Dziecko i czary nie jest wszak mdłą powiastką dydaktyczną - to raczej próba zobrazowania mechanizmów psychiki dziecka, w której egocentryzm przeplata się z niewinną empatią, a brak kontroli ze strony dorosłych otwiera z pozoru nieograniczoną, ostatecznie zaś przerażającą i trudną do zniesienia wolność.

Koncepcja Rana Arthura Brauna nie miała chyba ambicji głębszego wniknięcia w libretto Colette, reżyserowi nie udało się także podkreślić subtelności muzycznych nawiązań Ravela, który w tej operze bawi się najrozmaitszymi konwencjami.

Ciekawym zabiegiem było umieszczenie chóru na widowni

- dzięki zakamuflowaniu śpiewaków, którzy wyglądali na zwykłych widzów, udało się przekroczyć granicę między obserwatorem a uczestnikiem spektaklu. Szkoda, że pomysł ten sprawdził się tylko w tym jednym aspekcie; jego poszerzenie - wciągnięcie widzów w świat Dziecka - byłoby może uzasadnieniem dla potraktowania klapy fortepianu jako sceny na scenie.

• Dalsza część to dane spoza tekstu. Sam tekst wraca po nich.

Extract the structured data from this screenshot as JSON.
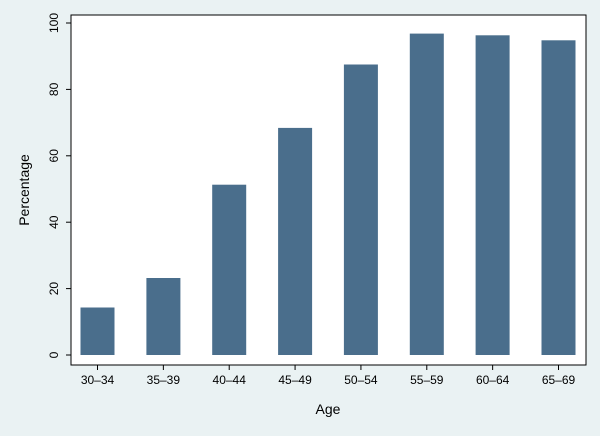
{
  "chart_data": {
    "type": "bar",
    "categories": [
      "30–34",
      "35–39",
      "40–44",
      "45–49",
      "50–54",
      "55–59",
      "60–64",
      "65–69"
    ],
    "values": [
      14.3,
      23.2,
      51.3,
      68.4,
      87.5,
      96.8,
      96.3,
      94.8
    ],
    "title": "",
    "xlabel": "Age",
    "ylabel": "Percentage",
    "ylim": [
      0,
      100
    ],
    "yticks": [
      0,
      20,
      40,
      60,
      80,
      100
    ],
    "grid": false,
    "legend": "none",
    "bar_color": "#4a6e8c",
    "plot_background": "#ffffff",
    "page_background": "#eaf2f3"
  }
}
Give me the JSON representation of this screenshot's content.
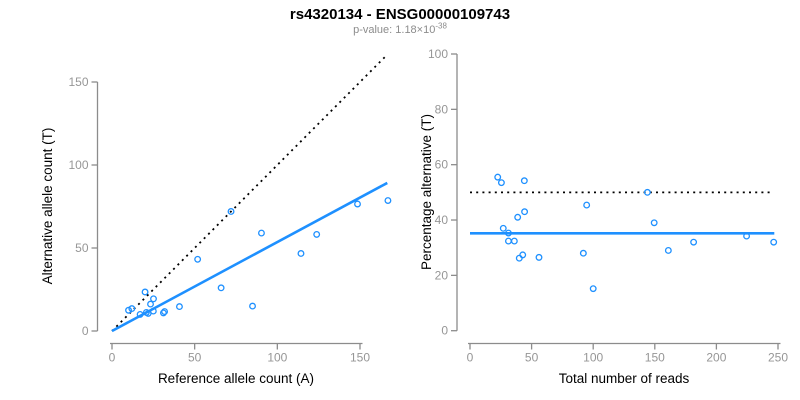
{
  "header": {
    "title": "rs4320134 - ENSG00000109743",
    "subtitle_prefix": "p-value: 1.18×10",
    "subtitle_exponent": "-38"
  },
  "colors": {
    "accent_blue": "#1E90FF",
    "dotted_black": "#000000",
    "axis_gray": "#8C8C8C",
    "tick_label_gray": "#969696",
    "subtitle_gray": "#8C8C8C"
  },
  "chart_data": [
    {
      "name": "allele-counts",
      "type": "scatter",
      "title": "",
      "xlabel": "Reference allele count (A)",
      "ylabel": "Alternative allele count (T)",
      "xticks": [
        0,
        50,
        100,
        150
      ],
      "yticks": [
        0,
        50,
        100,
        150
      ],
      "xlim": [
        0,
        170
      ],
      "ylim": [
        0,
        167
      ],
      "grid": false,
      "legend": null,
      "points": [
        [
          10.0,
          12.5
        ],
        [
          12.0,
          13.5
        ],
        [
          17.0,
          10.0
        ],
        [
          20.0,
          23.5
        ],
        [
          20.8,
          11.2
        ],
        [
          21.9,
          10.6
        ],
        [
          23.3,
          16.2
        ],
        [
          25.0,
          12.0
        ],
        [
          25.1,
          19.4
        ],
        [
          31.1,
          10.9
        ],
        [
          31.8,
          11.7
        ],
        [
          40.8,
          14.7
        ],
        [
          51.8,
          43.2
        ],
        [
          66.0,
          26.0
        ],
        [
          72.0,
          72.0
        ],
        [
          85.0,
          15.0
        ],
        [
          90.4,
          59.0
        ],
        [
          114.3,
          46.7
        ],
        [
          123.8,
          58.2
        ],
        [
          148.5,
          76.5
        ],
        [
          166.9,
          78.6
        ]
      ],
      "lines": [
        {
          "name": "identity-line",
          "style": "dotted",
          "color": "#000000",
          "from": [
            0,
            0
          ],
          "to": [
            165.5,
            165.5
          ]
        },
        {
          "name": "regression-line",
          "style": "solid",
          "color": "#1E90FF",
          "from": [
            0,
            0
          ],
          "to": [
            166.5,
            89.2
          ]
        }
      ]
    },
    {
      "name": "percentage-alternative",
      "type": "scatter",
      "title": "",
      "xlabel": "Total number of reads",
      "ylabel": "Percentage alternative (T)",
      "xticks": [
        0,
        50,
        100,
        150,
        200,
        250
      ],
      "yticks": [
        0,
        20,
        40,
        60,
        80,
        100
      ],
      "xlim": [
        0,
        250
      ],
      "ylim": [
        0,
        100
      ],
      "grid": false,
      "legend": null,
      "points": [
        [
          22.5,
          55.5
        ],
        [
          25.5,
          53.5
        ],
        [
          27.0,
          37.0
        ],
        [
          31.2,
          35.3
        ],
        [
          31.2,
          32.4
        ],
        [
          36.0,
          32.4
        ],
        [
          38.7,
          41.0
        ],
        [
          40.0,
          26.2
        ],
        [
          42.8,
          27.4
        ],
        [
          44.1,
          54.2
        ],
        [
          44.3,
          43.0
        ],
        [
          56.0,
          26.5
        ],
        [
          92.0,
          28.0
        ],
        [
          94.7,
          45.4
        ],
        [
          100.0,
          15.2
        ],
        [
          144.0,
          50.0
        ],
        [
          149.5,
          39.0
        ],
        [
          161.0,
          29.0
        ],
        [
          181.5,
          32.0
        ],
        [
          224.5,
          34.2
        ],
        [
          246.5,
          32.0
        ]
      ],
      "lines": [
        {
          "name": "expected-50pct-line",
          "style": "dotted",
          "color": "#000000",
          "from": [
            0,
            50
          ],
          "to": [
            243.5,
            50
          ]
        },
        {
          "name": "mean-percentage-line",
          "style": "solid",
          "color": "#1E90FF",
          "from": [
            0,
            35.2
          ],
          "to": [
            247.0,
            35.2
          ]
        }
      ]
    }
  ]
}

Powierzchowność interpretacji Brauna wzmagał także brak nadrzędnej wizji estetycznej, spajającej warstwę wizualną spektaklu. Kostiumy były wprawdzie barwne, a niektóre sugerowały nawet obrażenia, jakich ich właściciele doznali z rąk Dziecka (rozdarty Piesek i poszarpane postaci z tapety, którą Dziecko z wściekłością zdarło ze ściany), biorąc jednak pod uwagę ich pluralizm stylistyczny, trzeba przyznać, że ten dziecinny pokój nie był urządzony ze smakiem. Wyjątek stanowiły Chińskie Filiżanki i Wiewiórka, przedstawione z wdziękiem.

Znacznie spójniej stylistycznie wypadł Słowik. Ascetyczna scenografia opierała się głównie na grze świateł oraz rozdzieleniu sceny trzema prześwitującymi zasłonami. Ciepłe barwy kostiumów świetnie korespondowały z tematem opery: szczerością świata natury, którego nie sposób schwytać w sidła cywilizacji. Sam Słowik występował w dwóch postaciach: drobnej i zwinnej tancerki, która niezwykle sugestywnie odmalowała ruch niepozornego ptaszka oraz głosu, równie wspaniale zilustrowanego przez niewidoczną na scenie śpiewaczkę Małgorzatę Olejniczak-Worobiej.

Nie bez znaczenia był także język przedstawienia: w przeciwieństwie do Dziecka i czarów, Słowik został wykonany w polskiej wersji językowej, dzięki czemu był nieco bardziej przystępny dla najmłodszych widzów, choć sama fabuła nie jest łatwa do odczytania z przebiegu akcji scenicznej.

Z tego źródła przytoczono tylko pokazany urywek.